Two Different Colored Eyes? It’s Called Heterochromia

Having two different colored eyes is called heterochromia. The full medical term is heterochromia iridis (or iridium), referring specifically to the iris, the colored part of your eye. It affects roughly 1% of the world’s population, and in most cases it’s completely harmless.

Three Types of Heterochromia

Not all heterochromia looks the same. The condition comes in three distinct patterns, and each one has its own name.

  • Complete heterochromia: Each eye is a completely different color. One might be brown while the other is blue or green. This is the most recognizable form and what most people picture when they think of two different colored eyes.
  • Sectoral (partial) heterochromia: One iris contains two distinct colors, like a wedge of brown in an otherwise blue eye. Think of it as a patch or slice of a second color within the same eye.
  • Central heterochromia: The area around the pupil is a different color from the outer ring of the iris. You might see a gold or amber ring near the pupil with a blue or green outer edge. This is the most common form and often goes unnoticed.

Why It Happens: Melanin, Not Melanocyte Count

Eye color comes down to a pigment called melanin in the iris. More melanin produces darker eyes (brown), while less melanin results in lighter eyes (blue, green, hazel). Heterochromia occurs when melanin is distributed unevenly between or within the irises.

What’s interesting is that the actual number of pigment-producing cells in the iris doesn’t vary much between eye colors. Research from the University of Wisconsin found that melanocyte density (the number of pigment cells per square millimeter) is essentially the same regardless of whether an iris is light or dark. About 66% of the iris stroma is made up of melanocytes in everyone.
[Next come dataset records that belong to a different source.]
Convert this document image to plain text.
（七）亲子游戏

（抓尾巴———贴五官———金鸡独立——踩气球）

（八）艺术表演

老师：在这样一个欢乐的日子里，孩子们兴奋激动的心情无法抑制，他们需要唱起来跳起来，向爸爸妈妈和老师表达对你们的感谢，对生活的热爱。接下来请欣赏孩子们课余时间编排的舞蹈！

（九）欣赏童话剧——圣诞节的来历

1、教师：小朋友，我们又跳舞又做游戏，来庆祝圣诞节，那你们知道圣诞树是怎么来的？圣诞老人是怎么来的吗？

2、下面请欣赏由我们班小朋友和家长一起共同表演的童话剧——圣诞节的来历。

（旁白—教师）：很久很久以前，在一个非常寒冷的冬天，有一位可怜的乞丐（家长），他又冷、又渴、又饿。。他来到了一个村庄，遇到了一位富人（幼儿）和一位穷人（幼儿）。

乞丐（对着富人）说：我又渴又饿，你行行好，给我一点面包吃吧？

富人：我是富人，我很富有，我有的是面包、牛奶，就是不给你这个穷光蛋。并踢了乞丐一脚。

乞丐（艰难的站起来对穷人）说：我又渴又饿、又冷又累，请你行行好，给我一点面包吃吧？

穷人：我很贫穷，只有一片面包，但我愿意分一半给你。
The difference is in how much melanin those cells produce and how it’s packaged, not in how many cells are present. In heterochromia, this production simply differs from one eye to the other, or from one section of the iris to another.

Born With It vs. Developing It Later

Heterochromia falls into two broad categories based on when it appears.

Congenital Heterochromia

Most people with heterochromia have had it since birth or early infancy. Babies are often born with lighter eyes that darken over time as melanin production ramps up, and permanent eye color can take up to three years to fully settle. Congenital heterochromia typically becomes apparent during this window. In the vast majority of cases, it’s a harmless genetic quirk with no effect on vision or eye health.
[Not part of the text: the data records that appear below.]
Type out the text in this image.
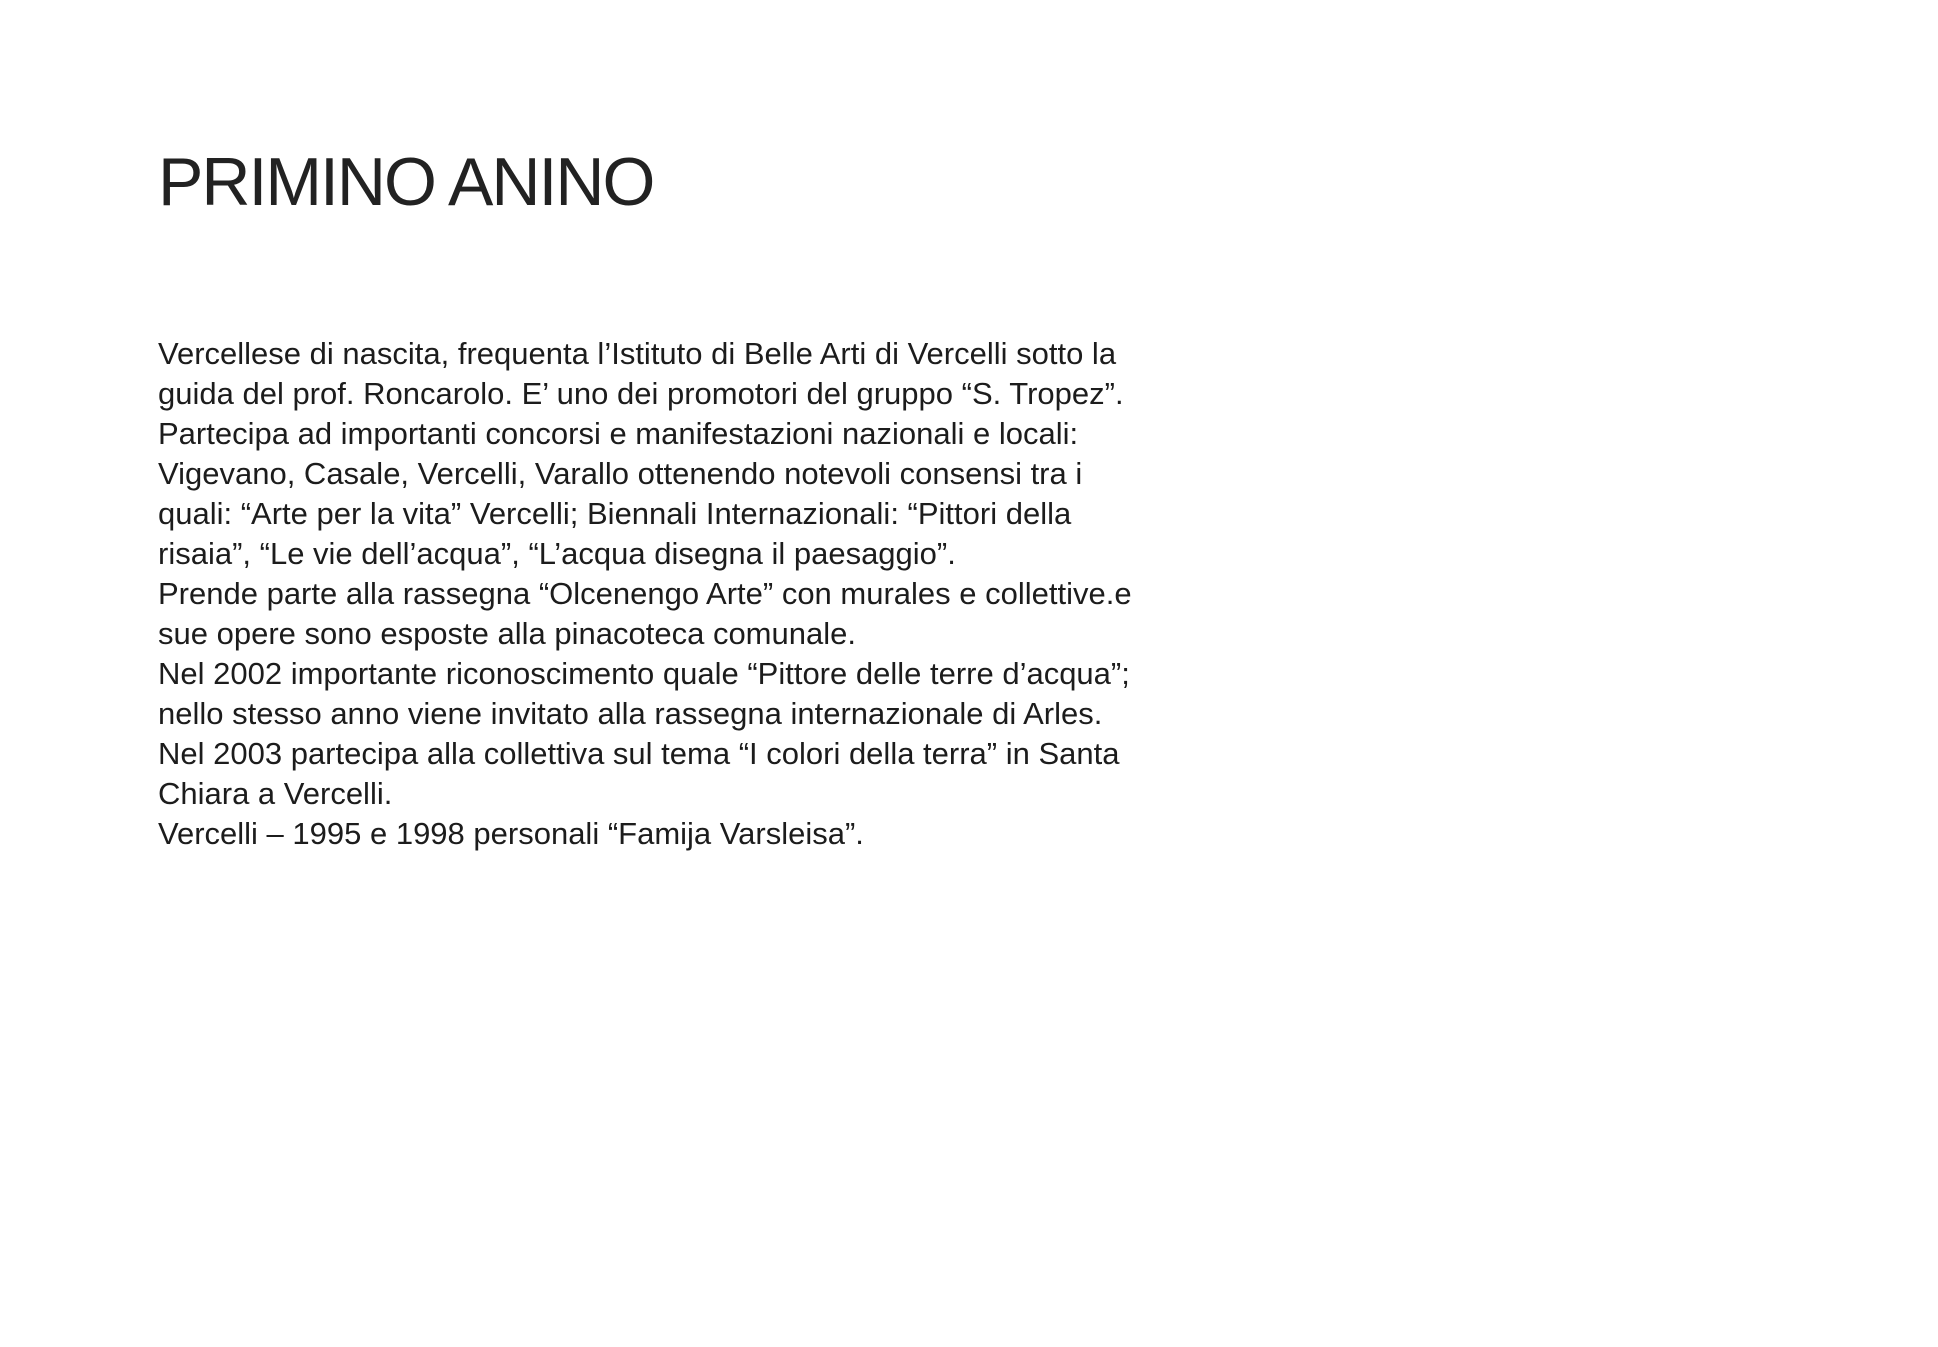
PRIMINO ANINO
Vercellese di nascita, frequenta l’Istituto di Belle Arti di Vercelli sotto la
guida del prof. Roncarolo. E’ uno dei promotori del gruppo “S. Tropez”.
Partecipa ad importanti concorsi e manifestazioni nazionali e locali:
Vigevano, Casale, Vercelli, Varallo ottenendo notevoli consensi tra i
quali: “Arte per la vita” Vercelli; Biennali Internazionali: “Pittori della
risaia”, “Le vie dell’acqua”, “L’acqua disegna il paesaggio”.
Prende parte alla rassegna “Olcenengo Arte” con murales e collettive.e
sue opere sono esposte alla pinacoteca comunale.
Nel 2002 importante riconoscimento quale “Pittore delle terre d’acqua”;
nello stesso anno viene invitato alla rassegna internazionale di Arles.
Nel 2003 partecipa alla collettiva sul tema “I colori della terra” in Santa
Chiara a Vercelli.
Vercelli – 1995 e 1998 personali “Famija Varsleisa”.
Rarely, heterochromia present from birth can be associated with certain genetic conditions. Waardenburg syndrome, which also affects hearing and hair pigmentation, is one example. Horner syndrome, which involves nerve damage affecting one side of the face, is another. These conditions come with additional, noticeable symptoms beyond just eye color, so heterochromia alone is almost never a cause for concern in children.

Acquired Heterochromia

When eye color changes later in life, the cause is usually something acting on the iris rather than genetics. Eye injuries, chronic inflammation inside the eye, glaucoma, and certain eye drops used to treat glaucoma can all alter iris pigmentation over time. Some of these changes are gradual enough that you might not notice them right away.

One specific condition worth knowing about is Fuchs uveitis syndrome, a type of low-grade, chronic inflammation inside one eye. It causes the affected iris to slowly lose pigment, creating a color difference between the two eyes. It’s typically painless and progresses quietly, but if misdiagnosed it can lead to cataracts or increased eye pressure. The hallmarks include one-sided involvement, mild inflammation, and gradual lightening of the iris without the sharp pain or redness that usually signals eye trouble.

When a Color Change Deserves Attention

If you’ve had two different colored eyes for as long as you can remember, there’s very likely nothing wrong. But a new change in eye color during adulthood is a different story. As one Cleveland Clinic ophthalmologist put it, a color change in an adult “can absolutely signify something nefarious going on.”

A few scenarios call for a prompt eye exam: you notice one eye looks noticeably different than it used to, you see bleeding in the eye after an impact, or you develop a gray or white ring around the iris before age 40 or in only one eye. Any of these warrant a visit to an optometrist or ophthalmologist, who can do a thorough exam to determine whether the change is cosmetic or a sign of an underlying condition. The exam itself is straightforward and painless, and in many cases the answer is reassuring.

Living With Heterochromia

Heterochromia doesn’t require treatment on its own. It doesn’t affect how well you see, and it carries no inherent health risk. Many people consider it a distinctive feature. Celebrities like Mila Kunis, Kate Bosworth, and David Bowie (whose mismatched eyes actually resulted from a childhood injury rather than true heterochromia) have made it culturally recognizable.

If you’re self-conscious about it, colored contact lenses can create a uniform appearance. But most people with heterochromia never need or seek any intervention at all. It’s simply one of those quirks of human biology, a visible reminder that the way your body distributes pigment doesn’t always follow a perfectly symmetrical plan.